Dr. Greenberg:                 I’ve seen those new things out. I mean, I think the problem with polyamines… Polyamines are naturally occurring substances. They do contribute to growth. We tightly regulate them. But what can happen particularly in psoriatic patients is when we eat meat and we don’t digest the meat properly, it goes into the large intestine and it gets fermented by more pathogenic bacteria there that create these polyamines like putrescine and cadaverine, which as the names indicate, oh, it’s putrid, it’s a cadaver. Yes, these are the things that create a stench in rotting meat and corpses.   I think we already know that having high amounts of those is probably not something we want in a living body. There are other polyamines like spermidine and spermidine, which we’re learning about, but these high levels of putrescine and cadaverine and the polyamines are found in the plaques of psoriatic patients and in their blood and urine. When we reduce the levels of these polyamines in psoriatic patients, we see improvement. I personally would not take a spermidine supplement. I don’t want high levels of those. I will wait and see what the research says about it.   So far for the research I’ve done, we really don’t want to be pushing high levels of polyamines. I wouldn’t personally do it.

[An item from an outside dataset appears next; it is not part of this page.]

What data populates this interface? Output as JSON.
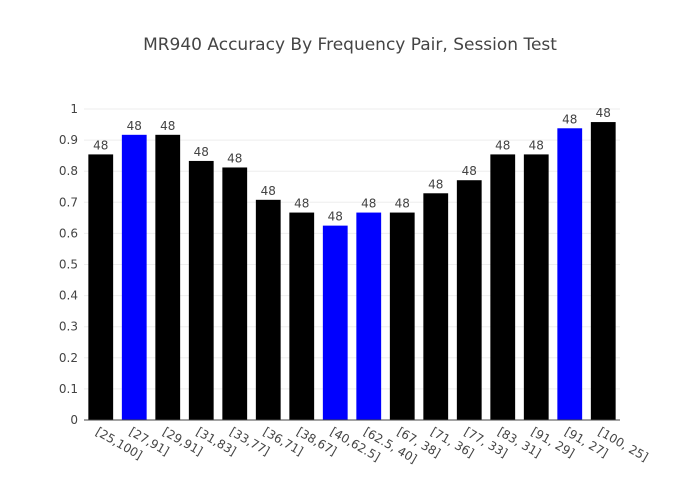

Dr. Weitz:                         Interesting. Okay, great. Thank you, Dr. Greenberg. This has been a fascinating discussion. How can listeners and viewers get a hold of you, find out about your programs?

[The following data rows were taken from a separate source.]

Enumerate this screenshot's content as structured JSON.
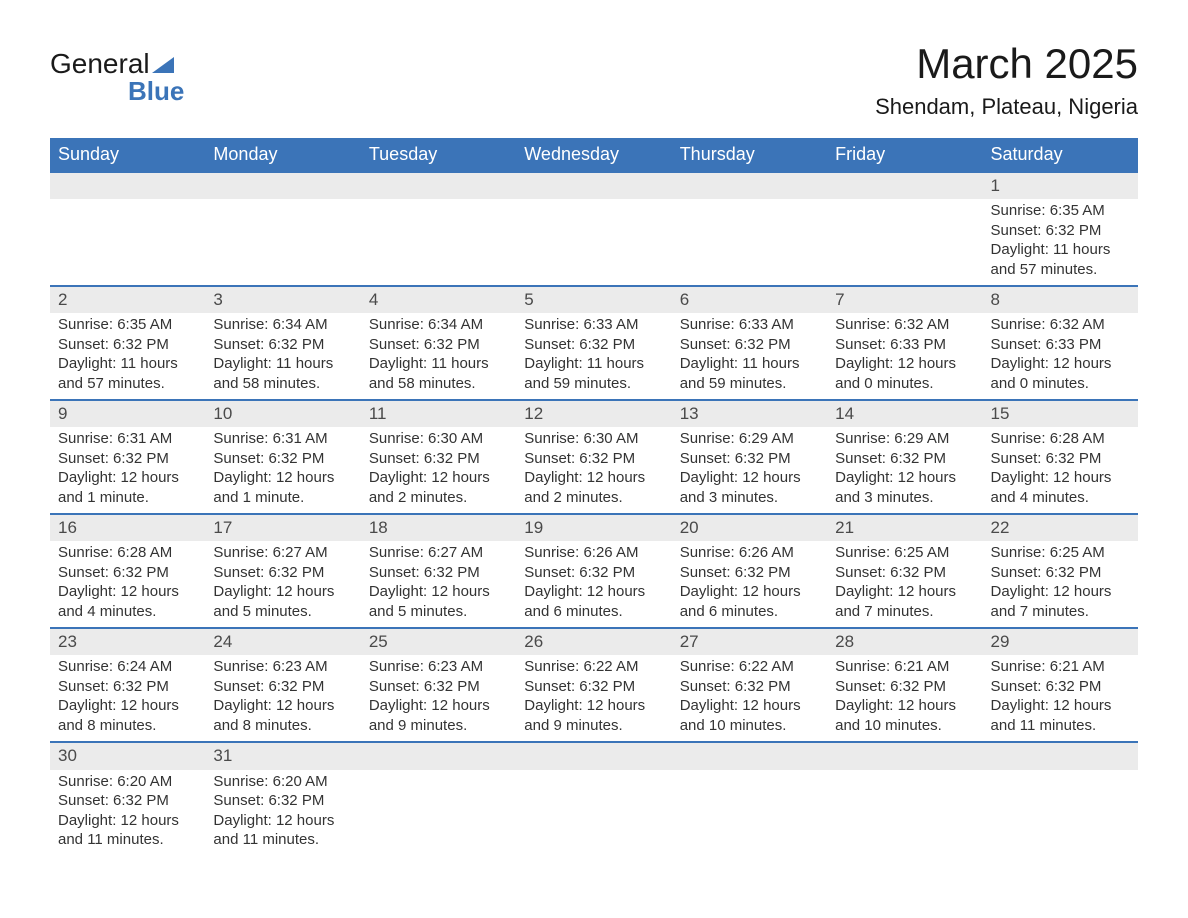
{
  "logo": {
    "word1": "General",
    "word2": "Blue"
  },
  "title": "March 2025",
  "location": "Shendam, Plateau, Nigeria",
  "calendar": {
    "header_bg": "#3b74b8",
    "header_text_color": "#ffffff",
    "daynum_bg": "#ebebeb",
    "row_divider_color": "#3b74b8",
    "body_bg": "#ffffff",
    "text_color": "#333333",
    "font_family": "Arial",
    "header_fontsize": 18,
    "daynum_fontsize": 17,
    "body_fontsize": 15,
    "days_of_week": [
      "Sunday",
      "Monday",
      "Tuesday",
      "Wednesday",
      "Thursday",
      "Friday",
      "Saturday"
    ],
    "weeks": [
      [
        null,
        null,
        null,
        null,
        null,
        null,
        {
          "n": "1",
          "sr": "Sunrise: 6:35 AM",
          "ss": "Sunset: 6:32 PM",
          "dl": "Daylight: 11 hours and 57 minutes."
        }
      ],
      [
        {
          "n": "2",
          "sr": "Sunrise: 6:35 AM",
          "ss": "Sunset: 6:32 PM",
          "dl": "Daylight: 11 hours and 57 minutes."
        },
        {
          "n": "3",
          "sr": "Sunrise: 6:34 AM",
          "ss": "Sunset: 6:32 PM",
          "dl": "Daylight: 11 hours and 58 minutes."
        },
        {
          "n": "4",
          "sr": "Sunrise: 6:34 AM",
          "ss": "Sunset: 6:32 PM",
          "dl": "Daylight: 11 hours and 58 minutes."
        },
        {
          "n": "5",
          "sr": "Sunrise: 6:33 AM",
          "ss": "Sunset: 6:32 PM",
          "dl": "Daylight: 11 hours and 59 minutes."
        },
        {
          "n": "6",
          "sr": "Sunrise: 6:33 AM",
          "ss": "Sunset: 6:32 PM",
          "dl": "Daylight: 11 hours and 59 minutes."
        },
        {
          "n": "7",
          "sr": "Sunrise: 6:32 AM",
          "ss": "Sunset: 6:33 PM",
          "dl": "Daylight: 12 hours and 0 minutes."
        },
        {
          "n": "8",
          "sr": "Sunrise: 6:32 AM",
          "ss": "Sunset: 6:33 PM",
          "dl": "Daylight: 12 hours and 0 minutes."
        }
      ],
      [
        {
          "n": "9",
          "sr": "Sunrise: 6:31 AM",
          "ss": "Sunset: 6:32 PM",
          "dl": "Daylight: 12 hours and 1 minute."
        },
        {
          "n": "10",
          "sr": "Sunrise: 6:31 AM",
          "ss": "Sunset: 6:32 PM",
          "dl": "Daylight: 12 hours and 1 minute."
        },
        {
          "n": "11",
          "sr": "Sunrise: 6:30 AM",
          "ss": "Sunset: 6:32 PM",
          "dl": "Daylight: 12 hours and 2 minutes."
        },
        {
          "n": "12",
          "sr": "Sunrise: 6:30 AM",
          "ss": "Sunset: 6:32 PM",
          "dl": "Daylight: 12 hours and 2 minutes."
        },
        {
          "n": "13",
          "sr": "Sunrise: 6:29 AM",
          "ss": "Sunset: 6:32 PM",
          "dl": "Daylight: 12 hours and 3 minutes."
        },
        {
          "n": "14",
          "sr": "Sunrise: 6:29 AM",
          "ss": "Sunset: 6:32 PM",
          "dl": "Daylight: 12 hours and 3 minutes."
        },
        {
          "n": "15",
          "sr": "Sunrise: 6:28 AM",
          "ss": "Sunset: 6:32 PM",
          "dl": "Daylight: 12 hours and 4 minutes."
        }
      ],
      [
        {
          "n": "16",
          "sr": "Sunrise: 6:28 AM",
          "ss": "Sunset: 6:32 PM",
          "dl": "Daylight: 12 hours and 4 minutes."
        },
        {
          "n": "17",
          "sr": "Sunrise: 6:27 AM",
          "ss": "Sunset: 6:32 PM",
          "dl": "Daylight: 12 hours and 5 minutes."
        },
        {
          "n": "18",
          "sr": "Sunrise: 6:27 AM",
          "ss": "Sunset: 6:32 PM",
          "dl": "Daylight: 12 hours and 5 minutes."
        },
        {
          "n": "19",
          "sr": "Sunrise: 6:26 AM",
          "ss": "Sunset: 6:32 PM",
          "dl": "Daylight: 12 hours and 6 minutes."
        },
        {
          "n": "20",
          "sr": "Sunrise: 6:26 AM",
          "ss": "Sunset: 6:32 PM",
          "dl": "Daylight: 12 hours and 6 minutes."
        },
        {
          "n": "21",
          "sr": "Sunrise: 6:25 AM",
          "ss": "Sunset: 6:32 PM",
          "dl": "Daylight: 12 hours and 7 minutes."
        },
        {
          "n": "22",
          "sr": "Sunrise: 6:25 AM",
          "ss": "Sunset: 6:32 PM",
          "dl": "Daylight: 12 hours and 7 minutes."
        }
      ],
      [
        {
          "n": "23",
          "sr": "Sunrise: 6:24 AM",
          "ss": "Sunset: 6:32 PM",
          "dl": "Daylight: 12 hours and 8 minutes."
        },
        {
          "n": "24",
          "sr": "Sunrise: 6:23 AM",
          "ss": "Sunset: 6:32 PM",
          "dl": "Daylight: 12 hours and 8 minutes."
        },
        {
          "n": "25",
          "sr": "Sunrise: 6:23 AM",
          "ss": "Sunset: 6:32 PM",
          "dl": "Daylight: 12 hours and 9 minutes."
        },
        {
          "n": "26",
          "sr": "Sunrise: 6:22 AM",
          "ss": "Sunset: 6:32 PM",
          "dl": "Daylight: 12 hours and 9 minutes."
        },
        {
          "n": "27",
          "sr": "Sunrise: 6:22 AM",
          "ss": "Sunset: 6:32 PM",
          "dl": "Daylight: 12 hours and 10 minutes."
        },
        {
          "n": "28",
          "sr": "Sunrise: 6:21 AM",
          "ss": "Sunset: 6:32 PM",
          "dl": "Daylight: 12 hours and 10 minutes."
        },
        {
          "n": "29",
          "sr": "Sunrise: 6:21 AM",
          "ss": "Sunset: 6:32 PM",
          "dl": "Daylight: 12 hours and 11 minutes."
        }
      ],
      [
        {
          "n": "30",
          "sr": "Sunrise: 6:20 AM",
          "ss": "Sunset: 6:32 PM",
          "dl": "Daylight: 12 hours and 11 minutes."
        },
        {
          "n": "31",
          "sr": "Sunrise: 6:20 AM",
          "ss": "Sunset: 6:32 PM",
          "dl": "Daylight: 12 hours and 11 minutes."
        },
        null,
        null,
        null,
        null,
        null
      ]
    ]
  }
}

Dr. Greenberg:                 My clinic is the Center for Integrative Dermatology. I practice and see patients in California, Washington, and Oregon. My website is integrativedermatologycenter.com. I also do consults for healthcare practitioners nationwide. If you need help on a touch patient, I can help you out. I’ve also got a series. For your healthcare practitioner listeners, they might be interested in a series of 20 CE courses, and they’re AMA… They’re CE accredited for both MDs and NDs. I’m not sure what other ones, but there’s 20 courses.   They’re all free. You can earn up to 10 CE credits, and it’s at learnskin.com. It’s the Naturopathic and Integrative Dermatology Series. I’ve written some of the courses, and I’ve worked with thought leaders on many of the other courses. It’s all the things I’m talking about here. You can find a course on gut health and skin health. You can find a course on skin pH and skin disease. We have specific courses on diseases, so there’s a naturopathic approach to acne or a naturopathic approach to psoriasis.  We’ve really tried to pull together all this information, because there’s so much information out there, but the dots have not been connected well. Either in functional medicine or naturopathic medicine, we don’t have a lot of continuing ed or modules on dermatology. But when you do the research, it’s all there. You pull it together. Clinically you will get results. If anybody’s interested in learning more, it’s free. Head on over to LearnSkin and look for the Naturopathic and Integrative Dermatology Series.

Dr. Weitz:                         Awesome. Thank you, Dr. Greenberg.

Dr. Greenberg:                 Thanks so much for having me, Ben.